Nicaragua's ambassador to the Netherlands, Carlos Jose Arguello Gomez, told the court: "Germany seems not to be able to differentiate between self-defense and genocide."

Nicaragua asked the ICJ to decide "provisional measures" — emergency orders imposed while the court considers the broader case.

"Germany was and is fully conscious of the risk that the arms it has furnished and continues to furnish to Israel" could be used to commit a genocide, said Alain Pellet, a lawyer for Nicaragua.

"It is extremely urgent that Germany finally suspend" such aid, he added.

Germany will respond fully in court on Tuesday but has already hit back at the allegations.

Its top lawyer, Tania von Uslar-Gleichen, said Nicaragua's case was "grossly biased".

"Germany completely rejects the accusations. We never did violate the Genocide Convention nor international humanitarian law either directly nor indirectly," she told reporters.

"On the contrary, Germany is committed to the upholding of international law and this is what we work for internationally."

 'Unjustified decision' 

The ICJ was set up to rule in disputes between nations and has become a key player in the war between Israel and Hamas militants that erupted after the Oct. 7 attacks.

In a separate case, South Africa has accused Israel of perpetrating genocide in the Gaza Strip, charges Israel vehemently denies.

In that case, the court ordered Israel to do everything in its power to prevent genocidal acts and recently toughened its stance, ordering additional measures obliging Israel to step up access to humanitarian aid.

The court's rulings are binding but it lacks an enforcement mechanism. For example it has ordered Russia to stop its invasion of Ukraine, to no avail.

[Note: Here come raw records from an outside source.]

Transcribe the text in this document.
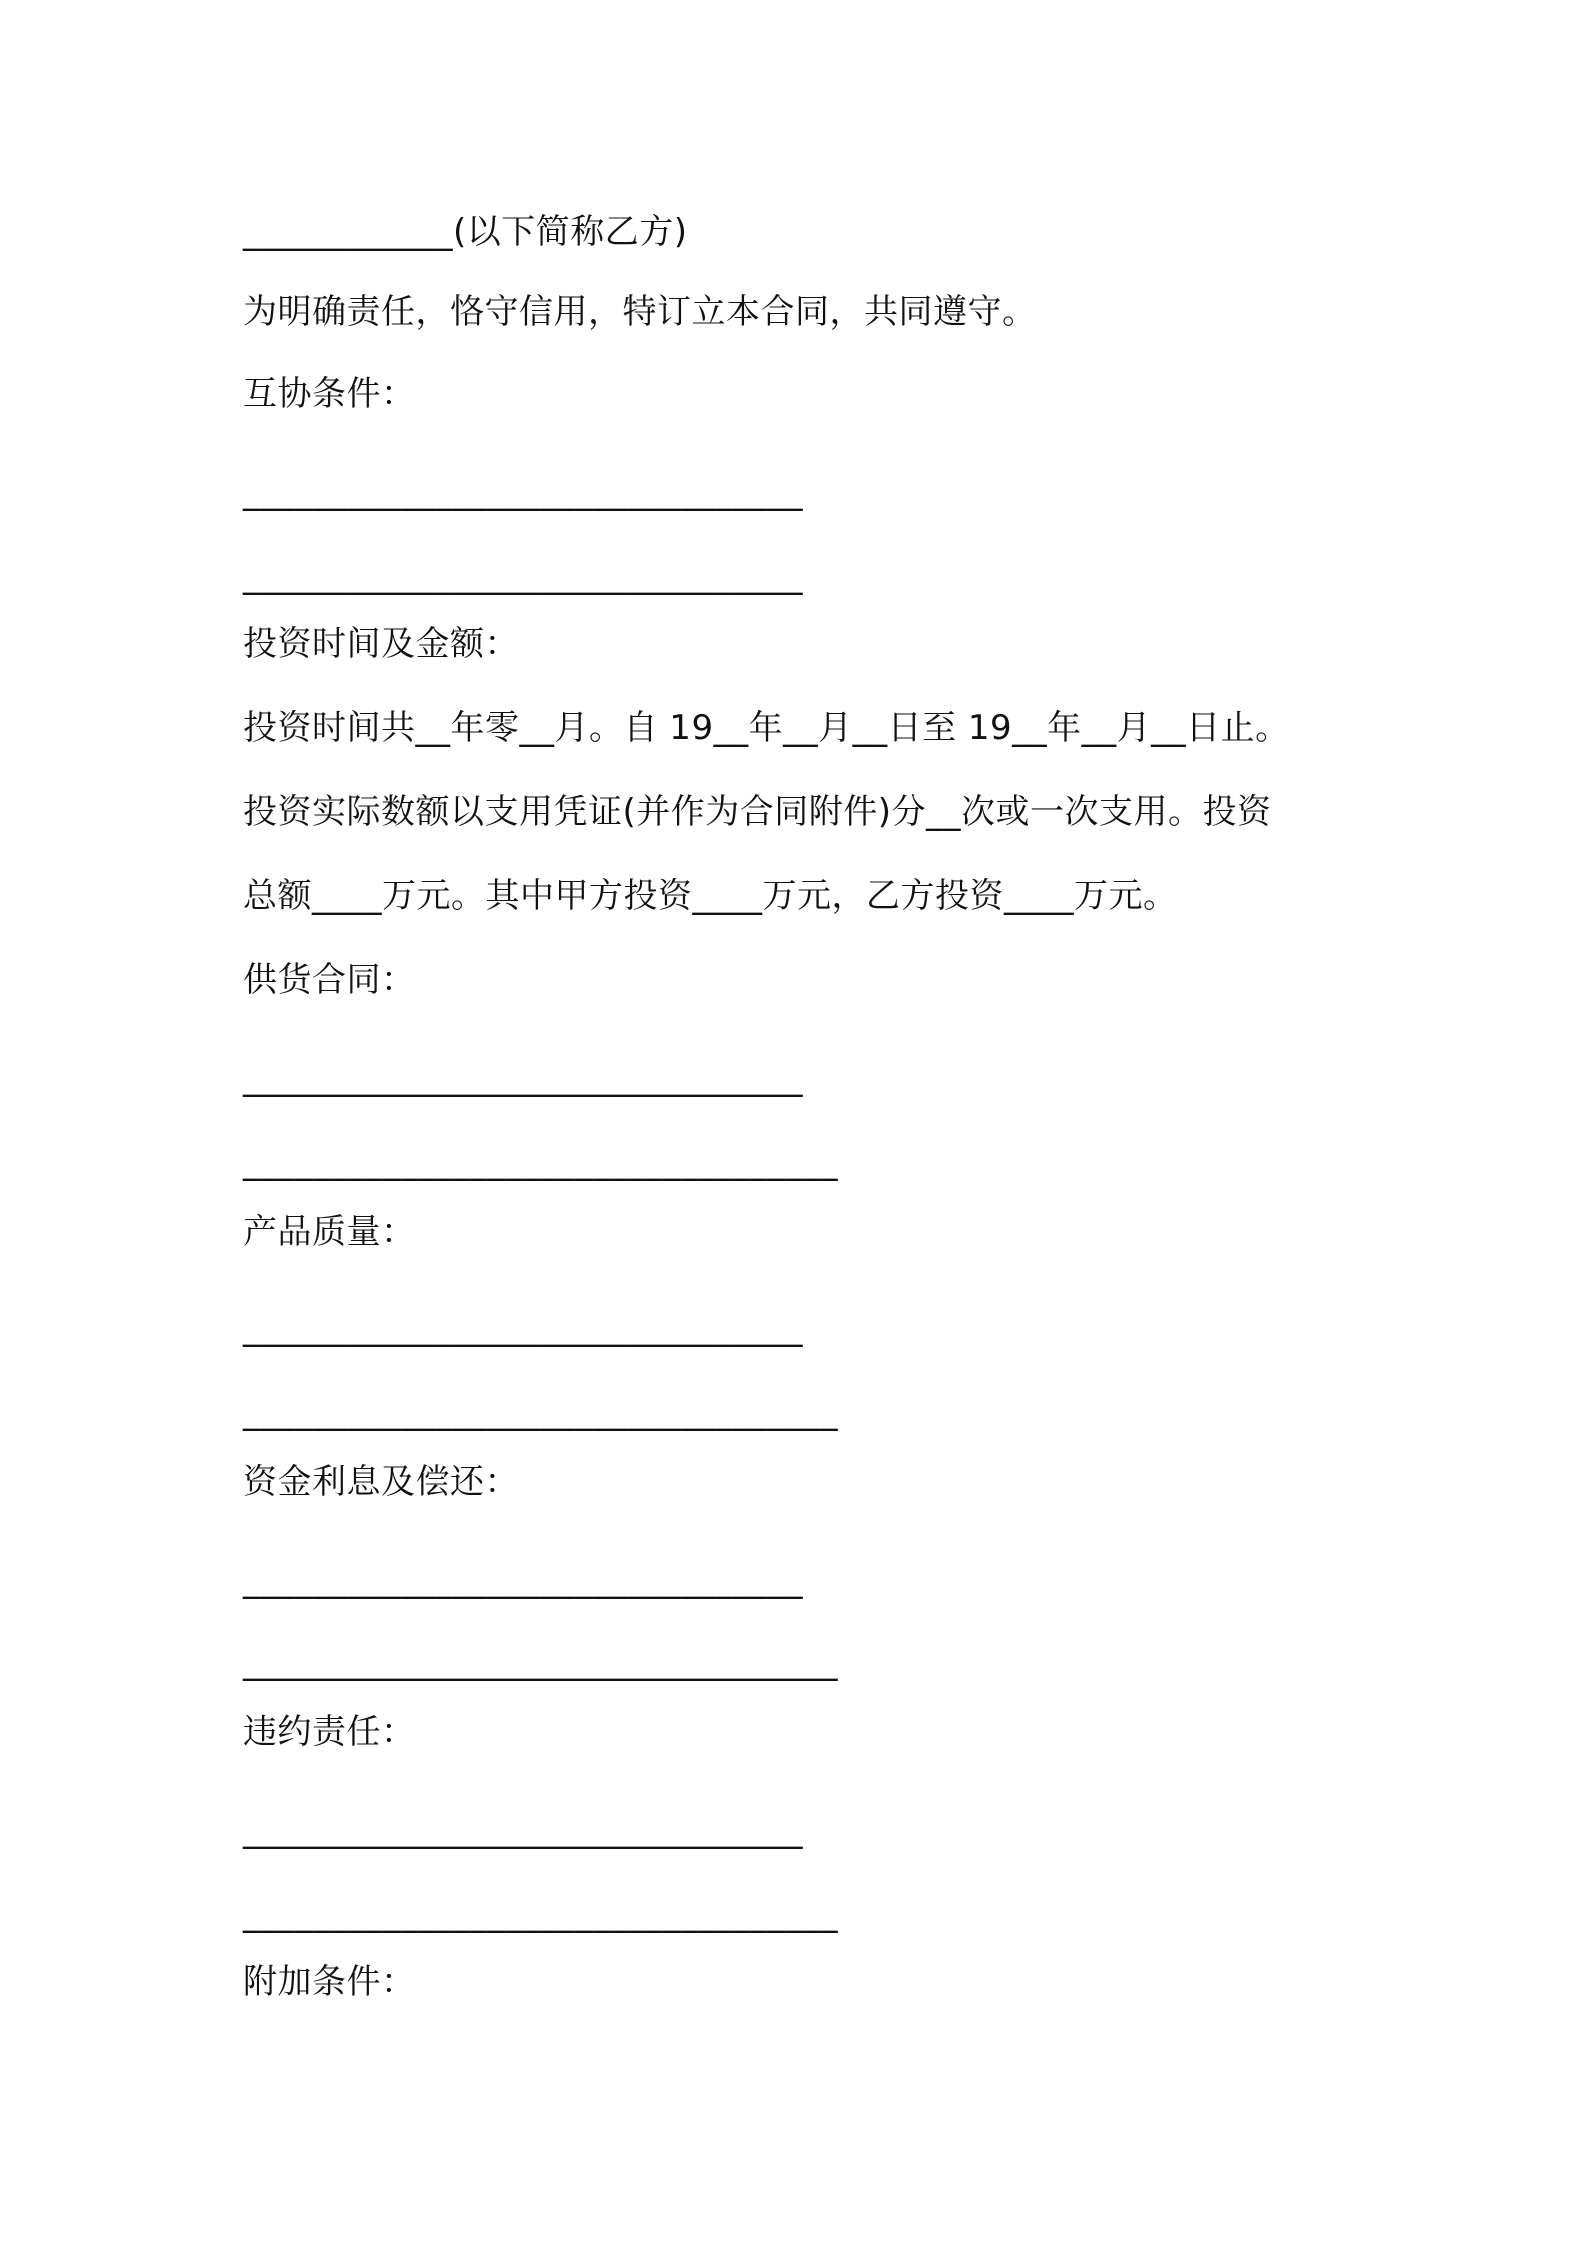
____________(以下简称乙方)
为明确责任，恪守信用，特订立本合同，共同遵守。
互协条件：
________________________________
________________________________
投资时间及金额：
投资时间共__年零__月。自 19__年__月__日至 19__年__月__日止。
投资实际数额以支用凭证(并作为合同附件)分__次或一次支用。投资
总额____万元。其中甲方投资____万元，乙方投资____万元。
供货合同：
________________________________
__________________________________
产品质量：
________________________________
__________________________________
资金利息及偿还：
________________________________
__________________________________
违约责任：
________________________________
__________________________________
附加条件：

Nicaragua has requested five provisional measures, including that Germany "immediately suspend its aid to Israel, in particular its military assistance including military equipment".

It also calls on the court to order Germany to "reverse its decision to suspend the funding of UNRWA".

Germany said in January it was halting funding pending an investigation into Israeli accusations that several staff at the U.N.'s agency for Palestinian refugees took part in the Oct. 7 attack.

"This unjustified decision contributes to the suffering in Gaza where children women and men are starving," Mueller told the court.

Nicaragua said in its submission that "it could be comprehensible" that Germany would support an "appropriate reaction" by ally Israel to the Oct. 7 Hamas attack.

"But this cannot be an excuse for acting in violation of international law," it said.

Mueller explained that Nicaragua was going after Germany instead of Israel's main ally, the United States, because Washington does not recognise the court's jurisdiction.

On Friday, German Foreign Minister Annalena Baerbock said Israel had "no more excuse" to delay aid getting into Gaza.

The bloodiest-ever Gaza war began after Hamas's Oct. 7 attack in Israel, which resulted in the deaths of 1,170 Israelis and foreigners, most of them civilians, according to an AFP tally based on official Israeli figures.

Palestinian militants also took around 250 hostages, about 130 of whom remain in Gaza, including 34 the army says are dead.

In the past six months, Israel's retaliatory military offensive has killed at least 33,175 people, many of them women and children, according to the health ministry in Hamas-run Gaza.

The United Nations has warned of "catastrophic" hunger in the densely populated, besieged Palestinian territory.